Photo Labs Part of Fight Against Child Porn?
Aug. 13, 2001 -- Have you ever taken a snapshot of your child or grandchild playing in the bathtub or frolicking in the backyard sprinkler with no clothes on?
Much to the dismay of many shutterbugs, some employees at photo processing labs inspect customers' photos, and if they decide the pictures resemble child pornography, in some states they are required to alert the police. The consequences for the customer are often dire.
False Accusation
Marian Rubin is a 66-year-old award-winning photographer. Last year, she took a roll of film of her granddaughters before they got in their bath. One of the photos depicted one of the girls lying on a bed naked while reading a book.
Rubin did not think there was anything unusual about her pictures, but an employee of the one-hour photo lab processing her film deemed Rubin's granddaughter's pose provocative, and she called the police. Authorities arrested Rubin when she picked up her pictures.
"I must have cried buckets," says Rubin. "To be charged with this kind of crime is despicable. It's a disgusting crime."
Looking for kiddie porn, police searched her apartment and confiscated most of her artwork and her computers.
Rubin spent the next year on probation and was suspended from her job as a school social worker during that period. It was also a year before she could get her confiscated property back.
Though charges against her were eventually dismissed, she worries that the effect of the ordeal on her grandchild may be long lasting.
"They asked her things like, 'Did Grammy ask you to spread your legs? Did Grammy ask you to touch yourself?'" Rubin says.
Furthermore, as a condition of her bail, Rubin was unable to see or talk to the girls, a punishment she calls "horrible."
'First Line of Defense'
Former child sex crimes prosecutor Bruce Taylor defends the responsibility of photo clerks to alert authorities, arguing that any photos showing a child's genitals are potentially illegal, and the clerks are helping fight crime by reporting what they feel is offensive.
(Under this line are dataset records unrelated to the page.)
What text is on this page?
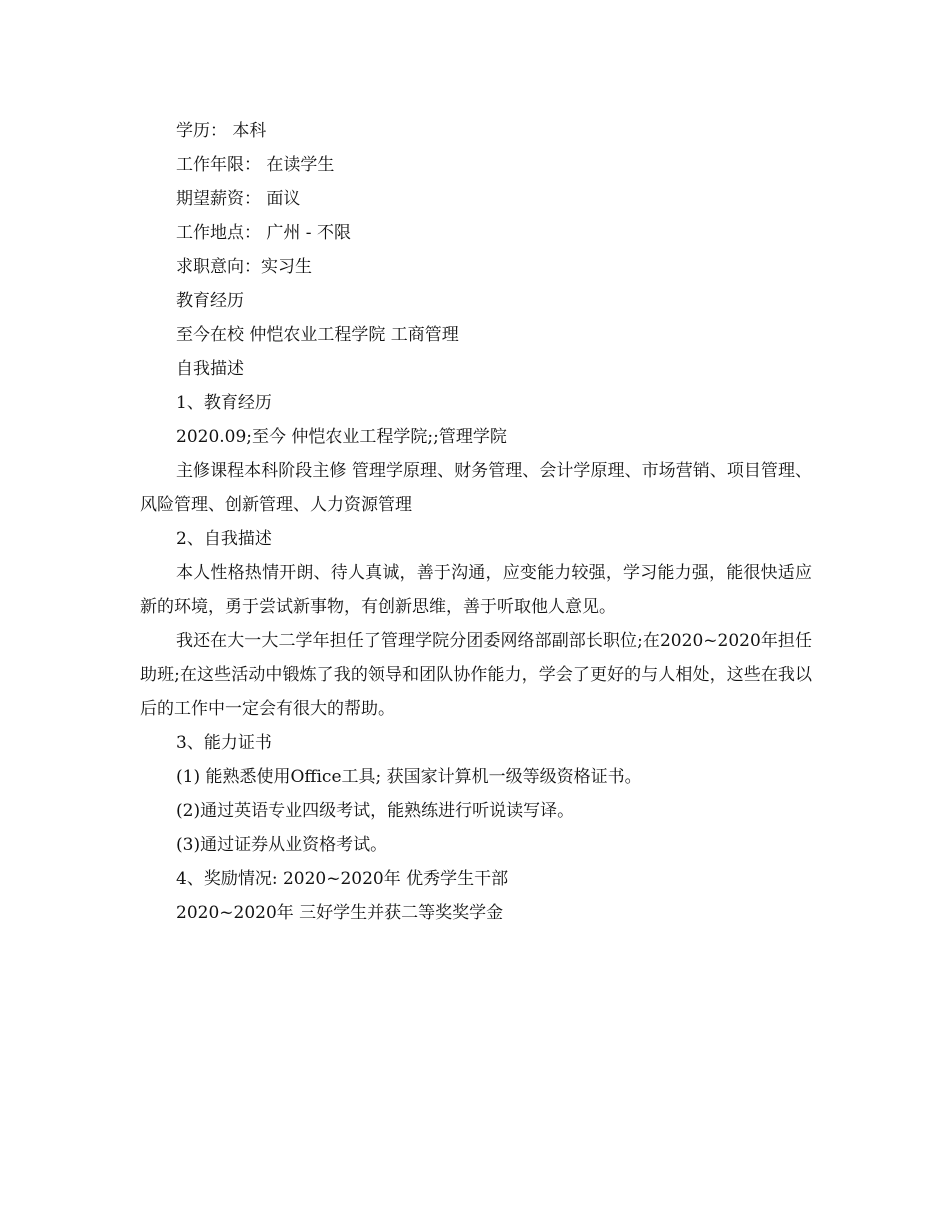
学历： 本科

工作年限： 在读学生

期望薪资： 面议

工作地点： 广州 - 不限

求职意向：实习生

教育经历

至今在校 仲恺农业工程学院 工商管理

自我描述

1、教育经历

2020.09;至今 仲恺农业工程学院;;管理学院

主修课程本科阶段主修 管理学原理、财务管理、会计学原理、市场营销、项目管理、风险管理、创新管理、人力资源管理

2、自我描述

本人性格热情开朗、待人真诚，善于沟通，应变能力较强，学习能力强，能很快适应新的环境，勇于尝试新事物，有创新思维，善于听取他人意见。

我还在大一大二学年担任了管理学院分团委网络部副部长职位;在2020~2020年担任助班;在这些活动中锻炼了我的领导和团队协作能力，学会了更好的与人相处，这些在我以后的工作中一定会有很大的帮助。

3、能力证书

(1) 能熟悉使用Office工具; 获国家计算机一级等级资格证书。

(2)通过英语专业四级考试，能熟练进行听说读写译。

(3)通过证券从业资格考试。

4、奖励情况: 2020~2020年 优秀学生干部

2020~2020年 三好学生并获二等奖奖学金
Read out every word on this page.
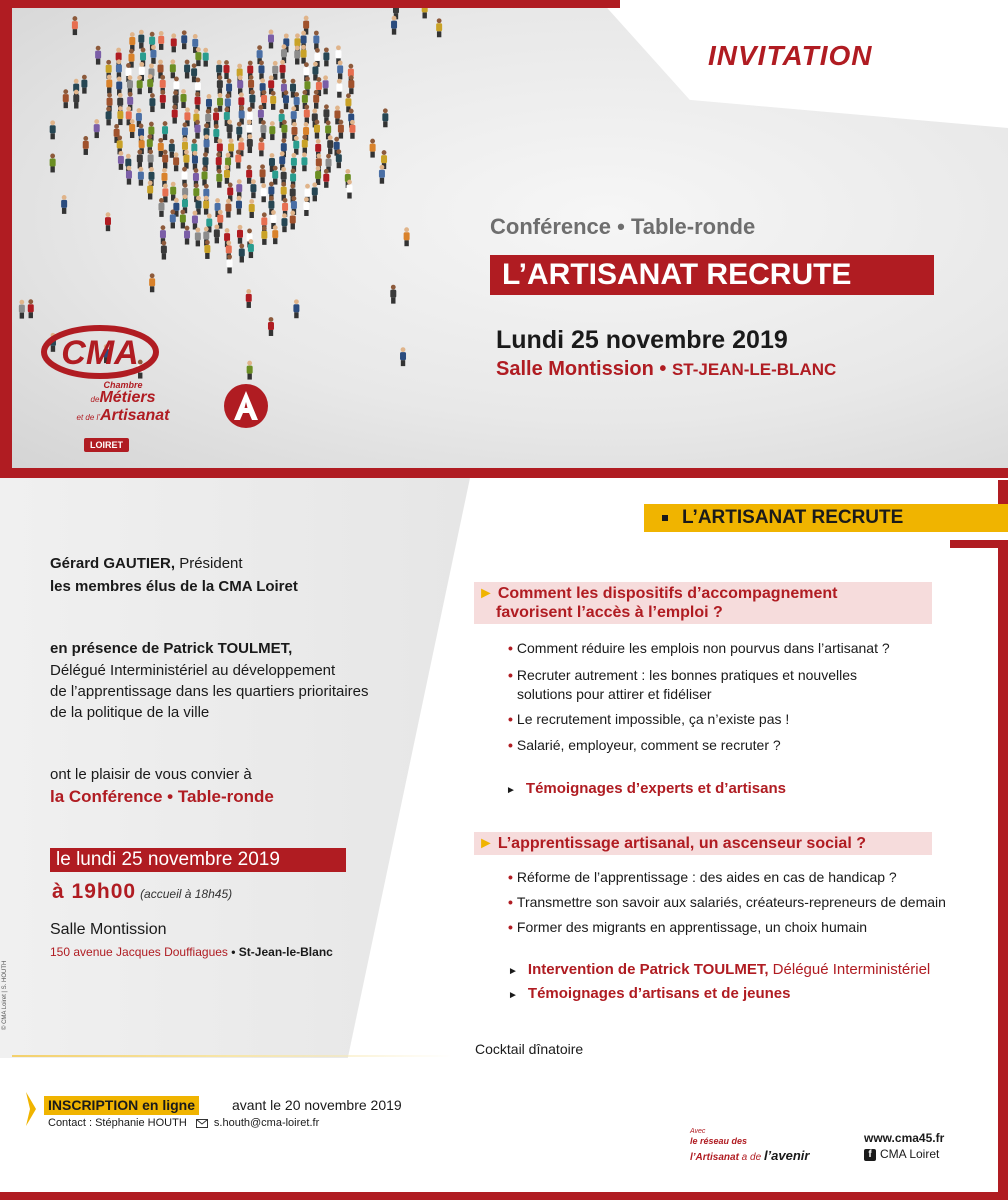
INVITATION
Conférence • Table-ronde
L’ARTISANAT RECRUTE
Lundi 25 novembre 2019
Salle Montission • ST-JEAN-LE-BLANC
CMA
Chambre
deMétiers
et de l’Artisanat
LOIRET
© CMA Loiret | S. HOUTH
Gérard GAUTIER, Président
les membres élus de la CMA Loiret
en présence de Patrick TOULMET,
Délégué Interministériel au développement
de l’apprentissage dans les quartiers prioritaires
de la politique de la ville
ont le plaisir de vous convier à
la Conférence • Table-ronde
le lundi 25 novembre 2019
à 19h00 (accueil à 18h45)
Salle Montission
150 avenue Jacques Douffiagues • St-Jean-le-Blanc
L’ARTISANAT RECRUTE
► Comment les dispositifs d’accompagnement
favorisent l’accès à l’emploi ?
• Comment réduire les emplois non pourvus dans l’artisanat ?
• Recruter autrement : les bonnes pratiques et nouvelles
solutions pour attirer et fidéliser
• Le recrutement impossible, ça n’existe pas !
• Salarié, employeur, comment se recruter ?
► Témoignages d’experts et d’artisans
► L’apprentissage artisanal, un ascenseur social ?
• Réforme de l’apprentissage : des aides en cas de handicap ?
• Transmettre son savoir aux salariés, créateurs-repreneurs de demain
• Former des migrants en apprentissage, un choix humain
► Intervention de Patrick TOULMET, Délégué Interministériel
► Témoignages d’artisans et de jeunes
Cocktail dînatoire
INSCRIPTION en ligne	avant le 20 novembre 2019
Contact : Stéphanie HOUTH s.houth@cma-loiret.fr
Avec
le réseau des
l’Artisanat a de l’avenir
www.cma45.fr
f CMA Loiret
"Even grandma is not immune from the law," says Taylor.
Though the lab workers undergo little or no training in determining whether a picture is lewd exploitation or artistic expression, he says that they are only the "first line of defense," and not the final arbiters.
There have been cases in which photo lab vigilance has helped fight crime. In San Jose, Calif., a photo clerk spotted a cache of weapons in a set of pictures and called police. As a result of the tip, authorities managed to stop a man who allegedly was planning multiple shootings.
Risky Snapshots
In 1999 Jeffry Bimonte's life was turned upside-down when a photo clerk saw some spur-of-the-moment snapshots he took while vacationing in Florida with his two daughters.
He says his daughters were goofing around and told him to take a picture as they mooned him. "I heard them say, 'One, two, three,' and they said, 'Mooned you, mooned you, ha, ha, we mooned you daddy,'" Bimonte remembers.
He says he saw nothing offensive about taking a picture, but while the film was being processed at a Genovese drug store, the lab worker noticed the pictures revealed Bimonte's daughters' genitalia so he confiscated the prints and called the police.
When police confronted him, he says he was dumbfounded and did not know which prints they were referring to.
He says the pictures were not posed — a claim he said was supported by a polygraph test. "It was cute, they were my daughters," says Bimonte. "I saw absolutely nothing wrong with it."
But one of his daughters testified that she had indeed been posed — which is significant because prosecutors claimed at the trial that Bimonte set up a lewd display for the camera.
Bimonte believes she was coerced into telling a lie, and the judge's clerk testified that the 8-year-old girl had her fingers crossed during her testimony.
Bimonte was convicted of attempting to possess child pornography and sentenced to four weekends in jail, though his case is on appeal. He says, however, the far greater penalty he paid was losing custody of his two children.
Former prosecutor Taylor has some sobering advice for shutterbug parents. As a rule of thumb, he says, parents should not "take pictures of kids under 18, who you know aren't fully clothed … If you do take pictures, you really have to be prepared to defend yourself in any courtroom in the country in front of 12 jurors."